May 21, 2009 Cones, holes and temporary traffic lights… the scourge of Britain’s roads! But now scientists and industry have come together to reduce the misery of motorists caused by the repair, maintenance and upgrading of pipes and cables under the tarmac. They’ll reveal how new technology will allow workers to virtually ‘see’ underground before they start digging.
A sector-wide seminar at The University of Nottingham on June 11th brings together these pioneering researchers, utilities companies and local authorities to reveal the results of a major project that aims to unclog Britain’s traffic arteries.
For the past three years the VISTA project has been working to transform the technology for mapping the underground network of drains, water and gas pipes, as well as power and communications cables. Many of the older ‘buried assets’ date back to Victorian times, when accurate records of their location and depth were not recorded.
Every year 4 million holes are dug on Britain’s streets to access the subterranean maze of 3.5 million kilometres of pipes and cables. Up to now, utility companies have needed to dig a series of ‘test’ holes to find the service they need to work on. This prolongs the road works and increases the risk of damaging other services beneath the road or pavement. The resulting delay to road users, disruption to business, environmental damage and safety costs add up to around £4 billion, in addition to the £1 billion direct cost to utilities companies and local councils.
The VISTA project draws to a close this year and is bringing together existing paper and digital records with the latest satellite and ground-based ‘radar’ positioning systems to create 3D maps of the buried utilities network. A virtual-reality style computer system is being developed which will allow workers onsite to ‘see’ underground. This could eventually be available on the web.
Scientists at The University of Nottingham have been working on developing satellite technology to improve satellite positioning accuracy and availability, especially in urban areas. Dr Gethin Roberts from the University’s Institute of Engineering Surveying and Space Geodesy (IESSG) says: “Obviously, there is a concentration of underground utilities pipes and cables in built-up areas of cities, where GPS reliability can be problematic. The height of densely packed buildings can lead to so-called ‘urban canyons’ where there is no line of sight between satellites and the GPS receiver, which leads to a degradation of the signal.”

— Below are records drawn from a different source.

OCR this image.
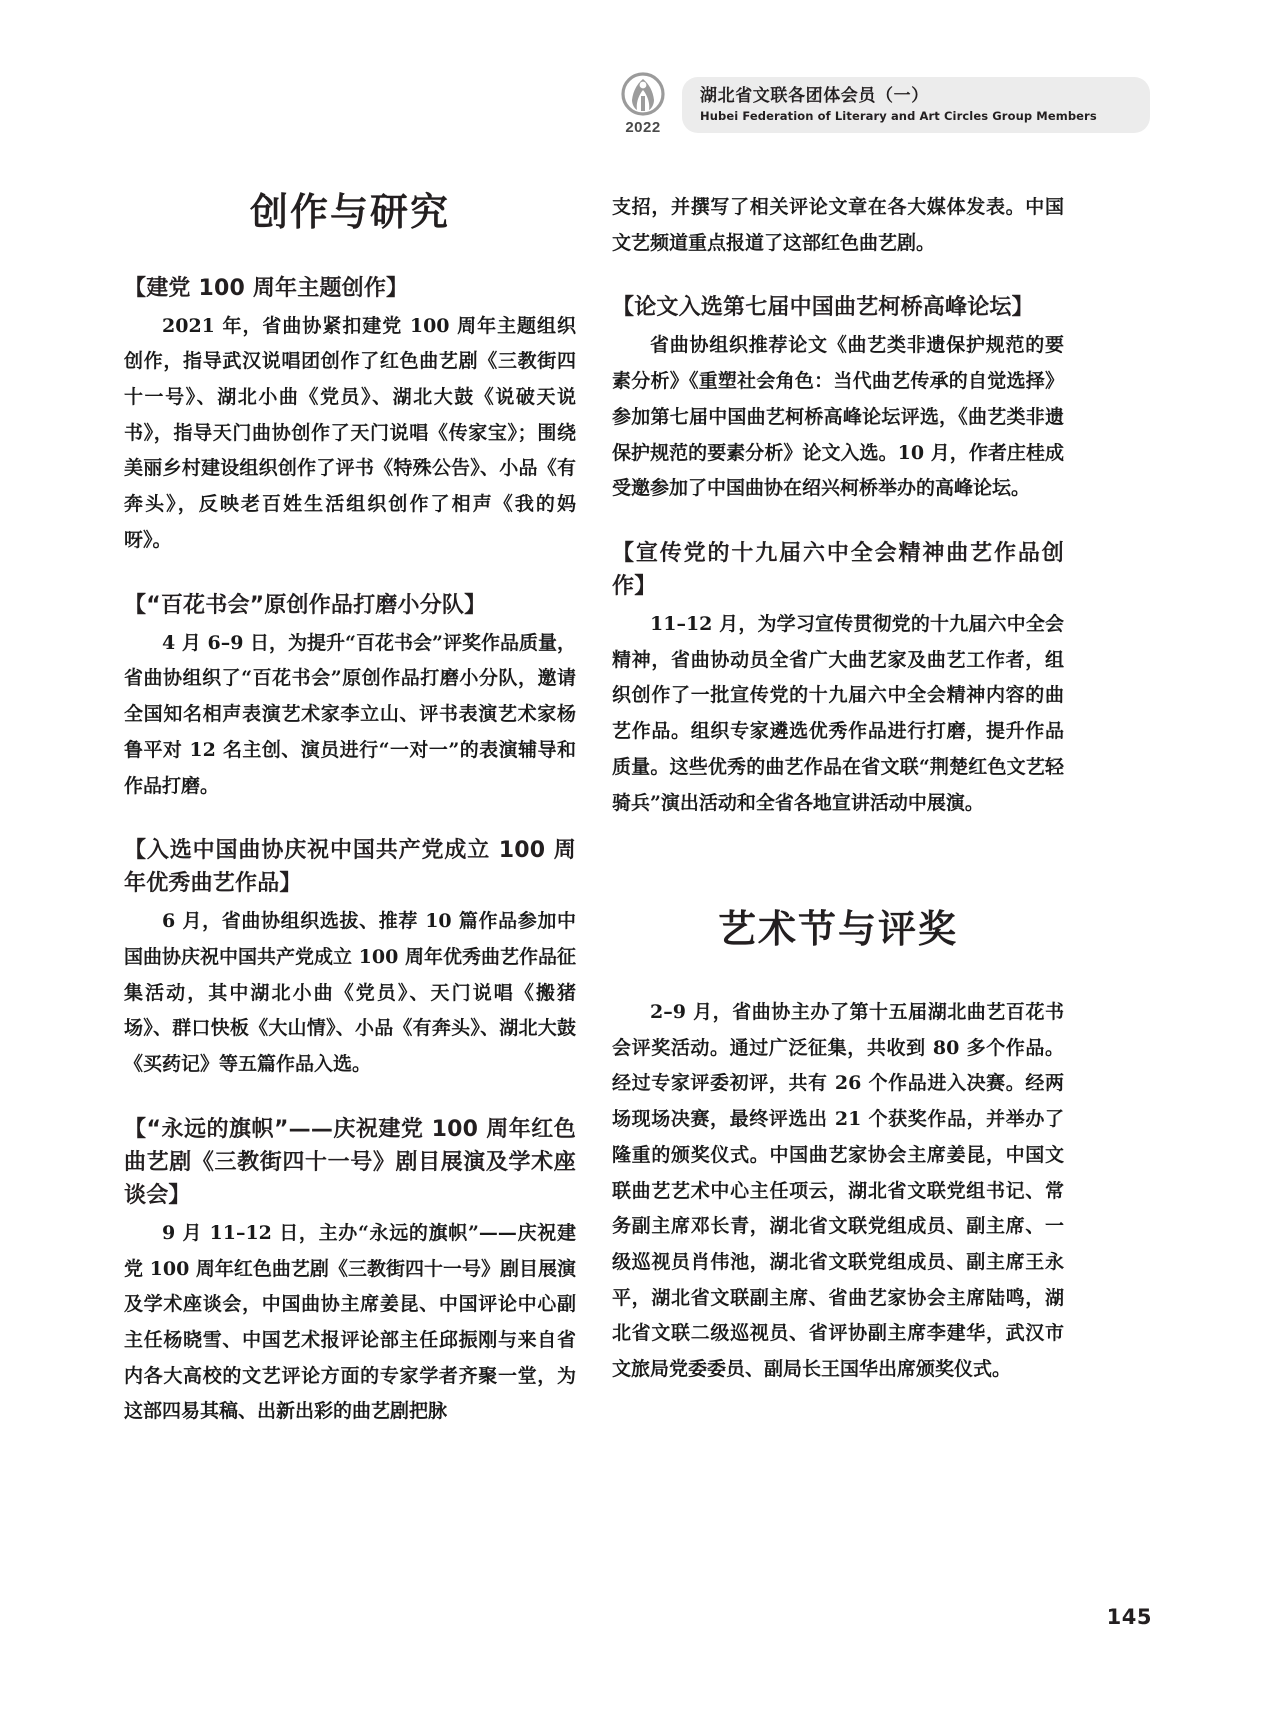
2022
湖北省文联各团体会员（一）
Hubei Federation of Literary and Art Circles Group Members
创作与研究
【建党 100 周年主题创作】

2021 年，省曲协紧扣建党 100 周年主题组织创作，指导武汉说唱团创作了红色曲艺剧《三教街四十一号》、湖北小曲《党员》、湖北大鼓《说破天说书》，指导天门曲协创作了天门说唱《传家宝》；围绕美丽乡村建设组织创作了评书《特殊公告》、小品《有奔头》，反映老百姓生活组织创作了相声《我的妈呀》。

【“百花书会”原创作品打磨小分队】

4 月 6–9 日，为提升“百花书会”评奖作品质量，省曲协组织了“百花书会”原创作品打磨小分队，邀请全国知名相声表演艺术家李立山、评书表演艺术家杨鲁平对 12 名主创、演员进行“一对一”的表演辅导和作品打磨。

【入选中国曲协庆祝中国共产党成立 100 周年优秀曲艺作品】

6 月，省曲协组织选拔、推荐 10 篇作品参加中国曲协庆祝中国共产党成立 100 周年优秀曲艺作品征集活动，其中湖北小曲《党员》、天门说唱《搬猪场》、群口快板《大山情》、小品《有奔头》、湖北大鼓《买药记》等五篇作品入选。

【“永远的旗帜”——庆祝建党 100 周年红色曲艺剧《三教街四十一号》剧目展演及学术座谈会】

9 月 11–12 日，主办“永远的旗帜”——庆祝建党 100 周年红色曲艺剧《三教街四十一号》剧目展演及学术座谈会，中国曲协主席姜昆、中国评论中心副主任杨晓雪、中国艺术报评论部主任邱振刚与来自省内各大高校的文艺评论方面的专家学者齐聚一堂，为这部四易其稿、出新出彩的曲艺剧把脉

支招，并撰写了相关评论文章在各大媒体发表。中国文艺频道重点报道了这部红色曲艺剧。

【论文入选第七届中国曲艺柯桥高峰论坛】

省曲协组织推荐论文《曲艺类非遗保护规范的要素分析》《重塑社会角色：当代曲艺传承的自觉选择》参加第七届中国曲艺柯桥高峰论坛评选，《曲艺类非遗保护规范的要素分析》论文入选。10 月，作者庄桂成受邀参加了中国曲协在绍兴柯桥举办的高峰论坛。

【宣传党的十九届六中全会精神曲艺作品创作】

11–12 月，为学习宣传贯彻党的十九届六中全会精神，省曲协动员全省广大曲艺家及曲艺工作者，组织创作了一批宣传党的十九届六中全会精神内容的曲艺作品。组织专家遴选优秀作品进行打磨，提升作品质量。这些优秀的曲艺作品在省文联“荆楚红色文艺轻骑兵”演出活动和全省各地宣讲活动中展演。

艺术节与评奖

2–9 月，省曲协主办了第十五届湖北曲艺百花书会评奖活动。通过广泛征集，共收到 80 多个作品。经过专家评委初评，共有 26 个作品进入决赛。经两场现场决赛，最终评选出 21 个获奖作品，并举办了隆重的颁奖仪式。中国曲艺家协会主席姜昆，中国文联曲艺艺术中心主任项云，湖北省文联党组书记、常务副主席邓长青，湖北省文联党组成员、副主席、一级巡视员肖伟池，湖北省文联党组成员、副主席王永平，湖北省文联副主席、省曲艺家协会主席陆鸣，湖北省文联二级巡视员、省评协副主席李建华，武汉市文旅局党委委员、副局长王国华出席颁奖仪式。

145
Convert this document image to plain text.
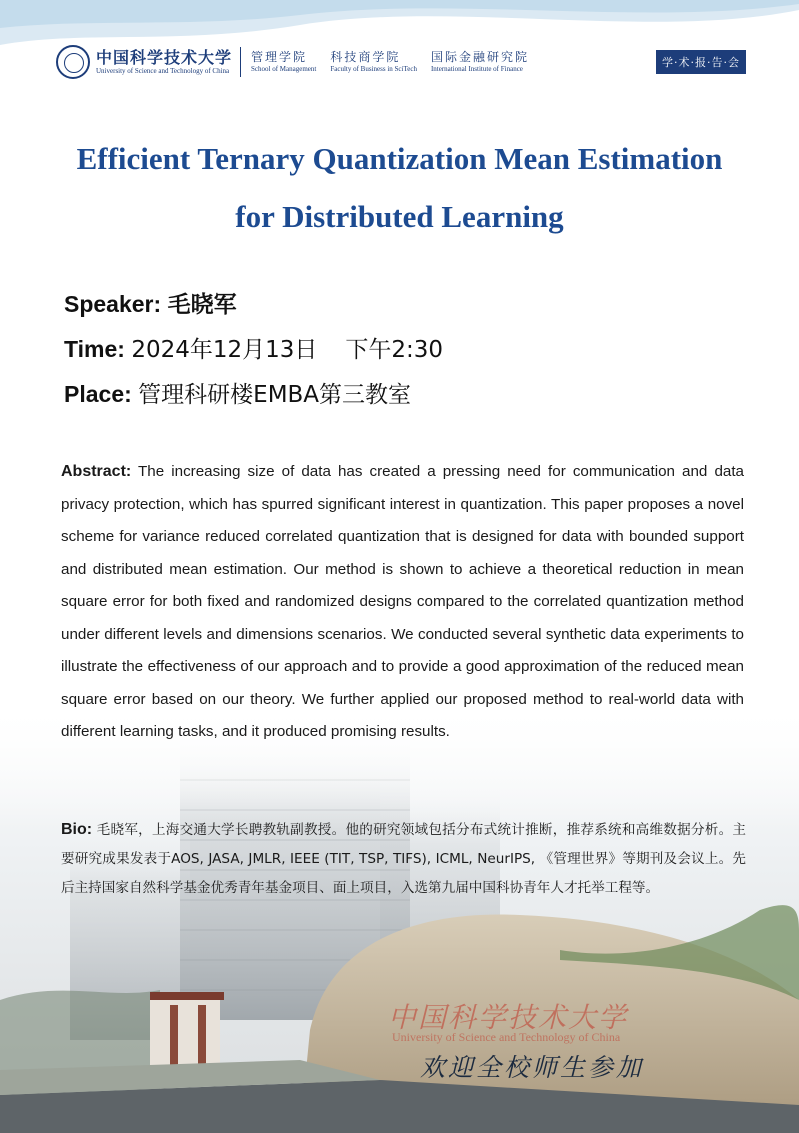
中国科学技术大学
University of Science and Technology of China
管理学院
School of Management
科技商学院
Faculty of Business in SciTech
国际金融研究院
International Institute of Finance	学·术·报·告·会
Efficient Ternary Quantization Mean Estimation
for Distributed Learning
Speaker: 毛晓军
Time: 2024年12月13日 下午2:30
Place: 管理科研楼EMBA第三教室
Abstract: The increasing size of data has created a pressing need for communication and data privacy protection, which has spurred significant interest in quantization. This paper proposes a novel scheme for variance reduced correlated quantization that is designed for data with bounded support and distributed mean estimation. Our method is shown to achieve a theoretical reduction in mean square error for both fixed and randomized designs compared to the correlated quantization method under different levels and dimensions scenarios. We conducted several synthetic data experiments to illustrate the effectiveness of our approach and to provide a good approximation of the reduced mean square error based on our theory. We further applied our proposed method to real-world data with different learning tasks, and it produced promising results.
Bio: 毛晓军，上海交通大学长聘教轨副教授。他的研究领域包括分布式统计推断，推荐系统和高维数据分析。主要研究成果发表于AOS, JASA, JMLR, IEEE (TIT, TSP, TIFS), ICML, NeurIPS, 《管理世界》等期刊及会议上。先后主持国家自然科学基金优秀青年基金项目、面上项目，入选第九届中国科协青年人才托举工程等。
中国科学技术大学
University of Science and Technology of China
欢迎全校师生参加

The research team has looked at a number of ways of overcoming these issues, including:
- The use of ground-based pseudo-satellites called LocataLites, working on a wifi frequency, and integrated with existing GPS and other Global Navigation Satellite Systems (GNSS).
- Simulating future satellite signals over the next five years when the full constellation of satellites from the GPS (US), GLONASS (Russian), COMPASS (Chinese) and Galileo (European) systems will be fully operational to predict the range of signal available.
- Developing a new method of combining GNSS with INS (Inertial Navigation Systems) to augment satellite data in ‘urban canyons’.
- Combining ground penetrating radar (GPR) with GNSS to identify and position buried assets.
- Developing augmented reality (AR) computer system, similar to virtual reality, which uses real coordinates and positions to allow workers out in the field to ‘see’ utilities underground.
As well as the 3D ‘augmented reality’ computer-mapping to help workers on the ground, researchers at The University of Leeds’ School of Computing have been working to create a central database to make the records kept on the underground network easier to access and understand by all involved in utilities delivery. Professor Anthony Cohn says: “A single unified digital representation which is created directly from asset owner records, allows users in the field or the office to visualize all the information about a dig-site quickly and in a way independent of the particular asset owner; this reduces the possibility of misinterpretation, and the digital representation allows the end user to tailor the map to their particular purposes interactively.”
The scientists have been collaborating with more than 20 industry partners including utility companies and suppliers and manufacturers of surveying and positioning technology. VISTA has been managed by UK Water Industry Research Ltd, which is responsible for procuring research required to satisfy the water industry’s strategic business needs.
The £2.2 million project has been funded with just under £900,000 from the Department for Innovation, Universities and Skills’s Technology Strategy Board and in-kind contributions from industry partners.
The VISTA project dovetails with a £1 million Engineering and Physical Sciences Research Council-funded study called Mapping the Underworld that was led by the universities of Birmingham, Leeds, Oxford and Nottingham and is now into its second phase in which data from a multisensor device will be fused with the VISTA integrated maps to develop a “body scanner for the street”.
It also works alongside the National Underground Assets Group (NUAG), a partnership of relevant stakeholders including utilities and local authorities, and its outcomes will assist in meeting the Traffic Management Act’s requirements for utilities to produce and exchange digital asset location information.